He hopped again and up off the street onto the sidewalk where the bus shelter was. Here he knew he would be safe from the differential voltage that could be pulsing through the ground. As he walked into the bus shelter he lost his footing, smashing his shoulder into the cold, rock-hard metal.
Blinding pain coursed through him and he knew that his shoulder was dislocated.
“Zac!” Ella shouted.
Dammit.
He fell to his knees next to the boy and could see that he was still breathing, but barely. Only he was useless with his shoulder dislocated and the water was trickling in. Using his one good arm and powering through the pain, he managed to lift the boy as the water washed over them. It was cold, like knives against his flesh, plastering his scrubs to his skin.
“Come on, buddy,” Zac whispered. “Hang in there. We’re here.”

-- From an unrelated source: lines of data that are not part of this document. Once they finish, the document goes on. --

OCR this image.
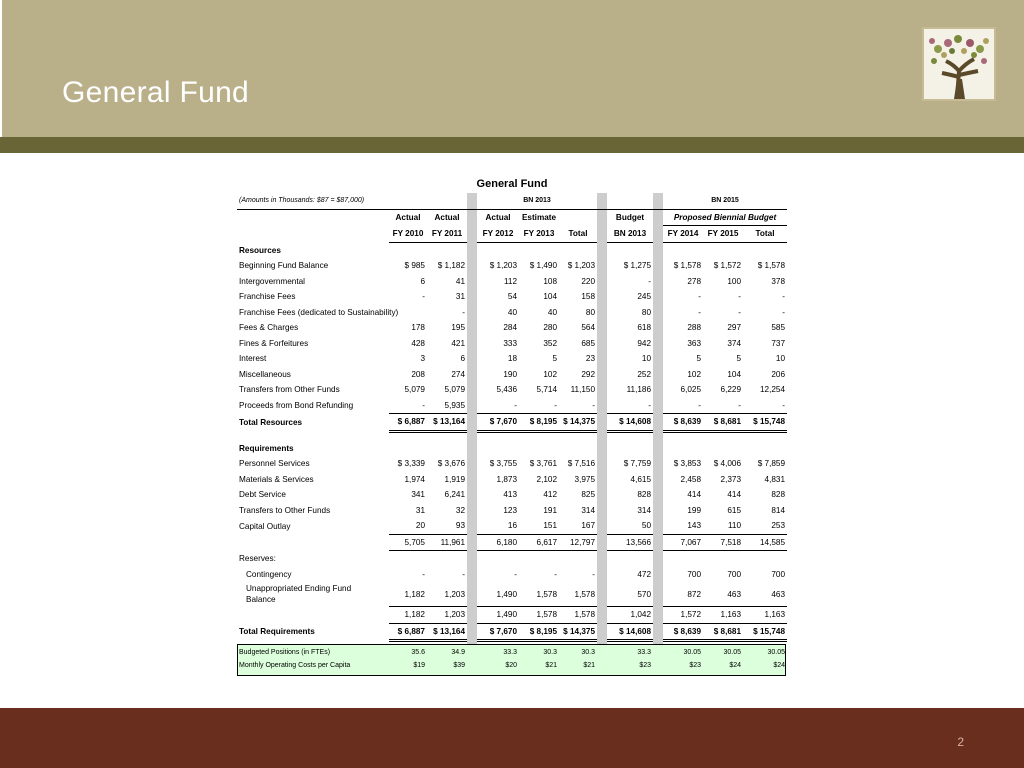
General Fund
General Fund
(Amounts in Thousands: $87 = $87,000)				BN 2013						BN 2015		
	Actual	Actual		Actual	Estimate			Budget		Proposed Biennial Budget		
	FY 2010	FY 2011		FY 2012	FY 2013	Total		BN 2013		FY 2014	FY 2015	Total
Resources												
Beginning Fund Balance	$ 985	$ 1,182		$ 1,203	$ 1,490	$ 1,203		$ 1,275		$ 1,578	$ 1,572	$ 1,578
Intergovernmental	6	41		112	108	220		-		278	100	378
Franchise Fees	-	31		54	104	158		245		-	-	-
Franchise Fees (dedicated to Sustainability)		-		40	40	80		80		-	-	-
Fees & Charges	178	195		284	280	564		618		288	297	585
Fines & Forfeitures	428	421		333	352	685		942		363	374	737
Interest	3	6		18	5	23		10		5	5	10
Miscellaneous	208	274		190	102	292		252		102	104	206
Transfers from Other Funds	5,079	5,079		5,436	5,714	11,150		11,186		6,025	6,229	12,254
Proceeds from Bond Refunding	-	5,935		-	-	-		-		-	-	-
Total Resources	$ 6,887	$ 13,164		$ 7,670	$ 8,195	$ 14,375		$ 14,608		$ 8,639	$ 8,681	$ 15,748

Requirements												
Personnel Services	$ 3,339	$ 3,676		$ 3,755	$ 3,761	$ 7,516		$ 7,759		$ 3,853	$ 4,006	$ 7,859
Materials & Services	1,974	1,919		1,873	2,102	3,975		4,615		2,458	2,373	4,831
Debt Service	341	6,241		413	412	825		828		414	414	828
Transfers to Other Funds	31	32		123	191	314		314		199	615	814
Capital Outlay	20	93		16	151	167		50		143	110	253
	5,705	11,961		6,180	6,617	12,797		13,566		7,067	7,518	14,585
Reserves:												
Contingency	-	-		-	-	-		472		700	700	700
Unappropriated Ending Fund Balance	1,182	1,203		1,490	1,578	1,578		570		872	463	463
	1,182	1,203		1,490	1,578	1,578		1,042		1,572	1,163	1,163
Total Requirements	$ 6,887	$ 13,164		$ 7,670	$ 8,195	$ 14,375		$ 14,608		$ 8,639	$ 8,681	$ 15,748

Budgeted Positions (in FTEs)	35.6	34.9		33.3	30.3	30.3		33.3		30.05	30.05	30.05
Monthly Operating Costs per Capita	$19	$39		$20	$21	$21		$23		$23	$24	$24
2
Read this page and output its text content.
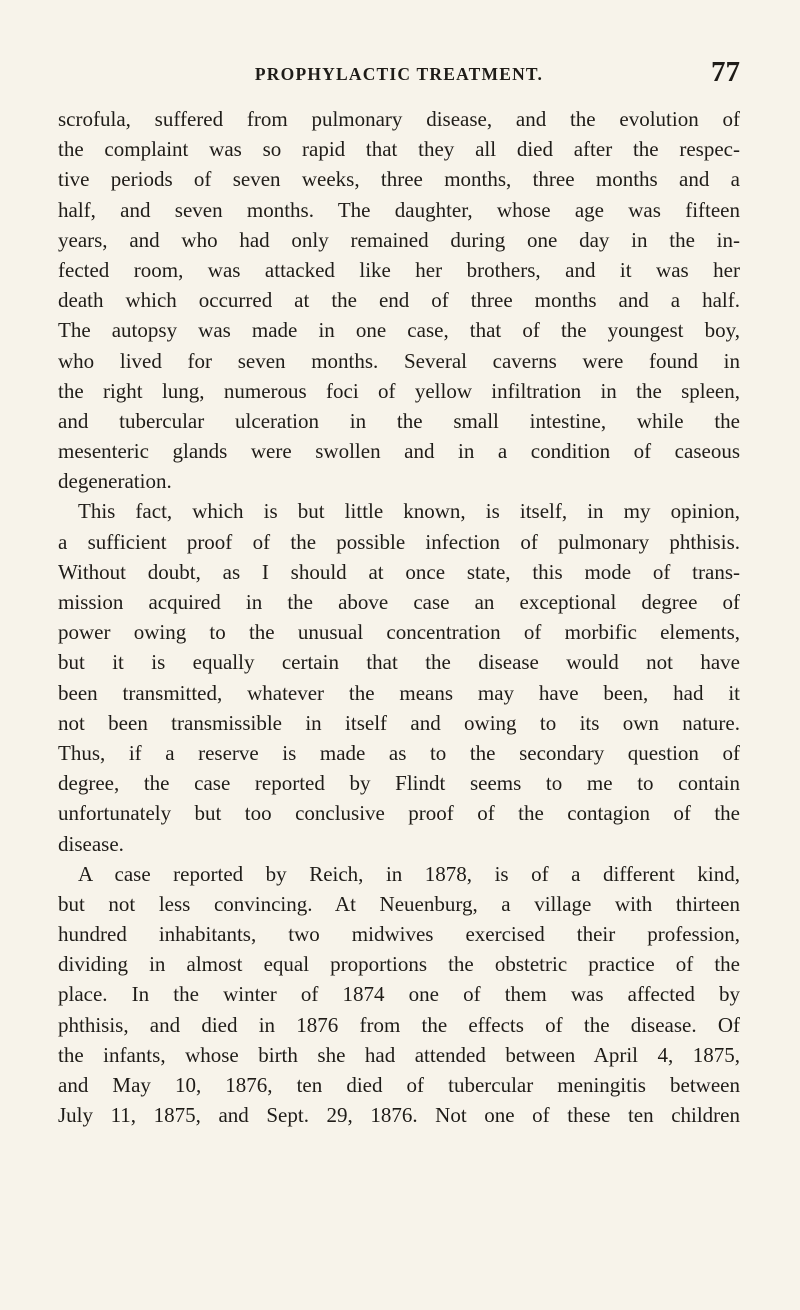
PROPHYLACTIC TREATMENT.	77
scrofula, suffered from pulmonary disease, and the evolution of
the complaint was so rapid that they all died after the respec-
tive periods of seven weeks, three months, three months and a
half, and seven months. The daughter, whose age was fifteen
years, and who had only remained during one day in the in-
fected room, was attacked like her brothers, and it was her
death which occurred at the end of three months and a half.
The autopsy was made in one case, that of the youngest boy,
who lived for seven months. Several caverns were found in
the right lung, numerous foci of yellow infiltration in the spleen,
and tubercular ulceration in the small intestine, while the
mesenteric glands were swollen and in a condition of caseous
degeneration.
This fact, which is but little known, is itself, in my opinion,
a sufficient proof of the possible infection of pulmonary phthisis.
Without doubt, as I should at once state, this mode of trans-
mission acquired in the above case an exceptional degree of
power owing to the unusual concentration of morbific elements,
but it is equally certain that the disease would not have
been transmitted, whatever the means may have been, had it
not been transmissible in itself and owing to its own nature.
Thus, if a reserve is made as to the secondary question of
degree, the case reported by Flindt seems to me to contain
unfortunately but too conclusive proof of the contagion of the
disease.
A case reported by Reich, in 1878, is of a different kind,
but not less convincing. At Neuenburg, a village with thirteen
hundred inhabitants, two midwives exercised their profession,
dividing in almost equal proportions the obstetric practice of the
place. In the winter of 1874 one of them was affected by
phthisis, and died in 1876 from the effects of the disease. Of
the infants, whose birth she had attended between April 4, 1875,
and May 10, 1876, ten died of tubercular meningitis between
July 11, 1875, and Sept. 29, 1876. Not one of these ten children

And as he looked down into that innocent face he saw Consuela’s son Rojas, whom he’d been unable to save. Rojas, who’d liked to play soccer with the navy officers. Rojas, who had always had a funny joke and who’d wanted to learn medicine one day so that he could come back to his village and help the people.
Rojas, who’d died way too young because of unnecessary violence.
And as he held onto the boy, the bitterly cold water swirling around them, he began to weep for the loss. For the boy he hadn’t mourned because he had been in shock, seeing a child broken in the middle of a revolution. A boy he’d known and cared for.
The water continued to rise and Zac shuffled to shelter the boy but was limited to what he could do with his shoulder dislocated.
However, the water had caused an electrical surge, burning out the transformer, and the whole block was cast into darkness. Which meant it was safe for Ella to cross.
“Ella!” Zac shouted into the howling wind.
A headlight came on from where he’d last seen her. “I’m here!”
“My shoulder is dislocated. I...” And though it was hard for him to say, he swallowed his pride. “I need your help. The power is out so it’s safe for you to cross.”
“I’m coming!”
He could hear splashing as she crossed the surge, but the snowstorm intensified and he couldn’t see her any more, just the faint light of her surgical headlamp, and he thanked his lucky stars that she’d brought it.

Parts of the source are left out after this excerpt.